Truth, Inspiration, Hope.

Chinese Regulators Slam Ride-Sharing App Didi Global with $1.2 Billion Fine

A native of New York, Alina has a Bachelors degree in Corporate Communications from Baruch College and writes about human rights' related issues, politics, tech and society.
Published: July 22, 2022
A Didi Global ride-hailing station is seen in Hangzhou city, located in China's eastern province of Zhejiang on July 21, 2022. (Image: STR/AFP via Getty Images)

After a year-long probe into the company’s cybersecurity and data management, Chinese ride-hailing app Didi Global was fined $1.2 billion (8 billion yuan) by the country’s regulators. The clampdown is part of an ongoing regulatory sweep targeting the country’s big tech sector and aims to also root out corruption amongst its governmental bodies. 

The Cyberspace Administration of China (CAC) said in a statement released on July 21 that the firm was being fined for breaching the country’s cybersecurity, data security, and personal information protection laws.

“The facts of violations of laws and regulations are clear, the evidence is conclusive, the circumstances are serious, and the nature is vile,” the statement read.

MORE ON CHINA’S REGULATORY CRACKDOWN:

On top of the large fine, the regulators also imposed personal fines of 1 million yuan ($147,000) on the company’s chairman and CEO Chen Wei. Didi’s president Liu Qing, also known as Jean Liu, was also fined.

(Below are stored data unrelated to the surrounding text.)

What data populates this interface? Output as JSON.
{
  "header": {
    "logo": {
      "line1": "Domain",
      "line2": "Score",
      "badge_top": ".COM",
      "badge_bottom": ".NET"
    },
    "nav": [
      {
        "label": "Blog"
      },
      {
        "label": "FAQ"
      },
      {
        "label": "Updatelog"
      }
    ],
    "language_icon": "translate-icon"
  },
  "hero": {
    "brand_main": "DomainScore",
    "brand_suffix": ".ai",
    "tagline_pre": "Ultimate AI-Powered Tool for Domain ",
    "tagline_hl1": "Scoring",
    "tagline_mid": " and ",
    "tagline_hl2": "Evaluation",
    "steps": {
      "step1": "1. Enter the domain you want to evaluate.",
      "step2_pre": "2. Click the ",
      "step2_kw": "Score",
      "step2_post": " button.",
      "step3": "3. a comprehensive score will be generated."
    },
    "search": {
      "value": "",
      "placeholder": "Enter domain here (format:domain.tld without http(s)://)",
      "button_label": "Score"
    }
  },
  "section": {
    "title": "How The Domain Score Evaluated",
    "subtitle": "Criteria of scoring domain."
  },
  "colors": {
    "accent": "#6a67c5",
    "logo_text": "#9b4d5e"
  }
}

Just days after launching its IPO on the NYSE in June 2021, the company’s shares fell more than 10 percent after the CAC broadened an internal investigation into the company’s data storing servers and blocked new users from signing up for its services. On June 30, 2021, regulators banned Didi completely from app stores in the country, citing data privacy concerns. 

Apple and Google were then also required to remove the app, landing a massive blow to one of the largest U.S.-listed IPOs in the last decade. 

Forced to delist in the U.S.

In December of last year, the company announced that it would be delisting from the NYSE and pivot to Hong Kong instead. At the same time, Beijing’s municipal government proposed an investment in the company that would enable state-run firms to regain control. The move signaled a lifeline for Didi in privatizing its shares and being able to repurchase its U.S.-traded shares and re-list in Hong Kong. 

Didi was also slammed for deciding to go public overseas instead of in its home country, and has become a poster child for Beijing’s ongoing crackdown — wiping out tens of billions of dollars from its market capitalization.

The company’s domestic business was also hit hard. For the third quarter of 2021, the tech giant reported a $4.7 billion loss and said its overall revenue had declined by 1.7 percent from the same period in 2020. 

Experts told Reuters that it was possible the delisting came as part of a symbolic punishment from Chinese authorities — sending a message to other homegrown tech companies that no matter how much wealth they accrue, they remain under the watchful eye of the regime. 

“The fine should mark the end of Didi’s regulatory troubles. If there were more, they’d have waited until those were understood and addressed to levy the fine,” Travis Lundy, analyst at Quiddity Advisors in Hong Kong told Reuters on June 21. 

“The catharsis should allow the stock to pursue a Hong Kong listing. It could theoretically list in the STAR market but I expect that the existing owners would prefer Hong Kong, and now that the regulatory troubles are settled, Hong Kong would have less reason to nix it,” Lundy added.

A cautionary tale 

Shortly after the penalty was announced, Didi Global responded in a statement on its official Weibo account that it “sincerely” accepts the regulator’s findings and will work on improving its internal operations for the future. 

“We sincerely accept this decision, and resolutely obey it. We will strictly follow the penalty decision and the requirements of relevant laws and regulations, conduct comprehensive and in-depth self-examination, and actively cooperate with supervision and complete rectification carefully,” it said.

Fraser Howie, an independent commentator on China’s financial system said that Beijing’s regulatory crackdown is concerning as it exacerbates an already struggling economy. 

MORE ON CHINA’S ECONOMY:

“This closes a very difficult chapter for Didi but the business environment for tech companies remains troubling. In addition Didi’s business is all about moving people but China is going from one lock down to another. Cities get shut down virtually within hours, a horrible business for ride hailing,” Howie said.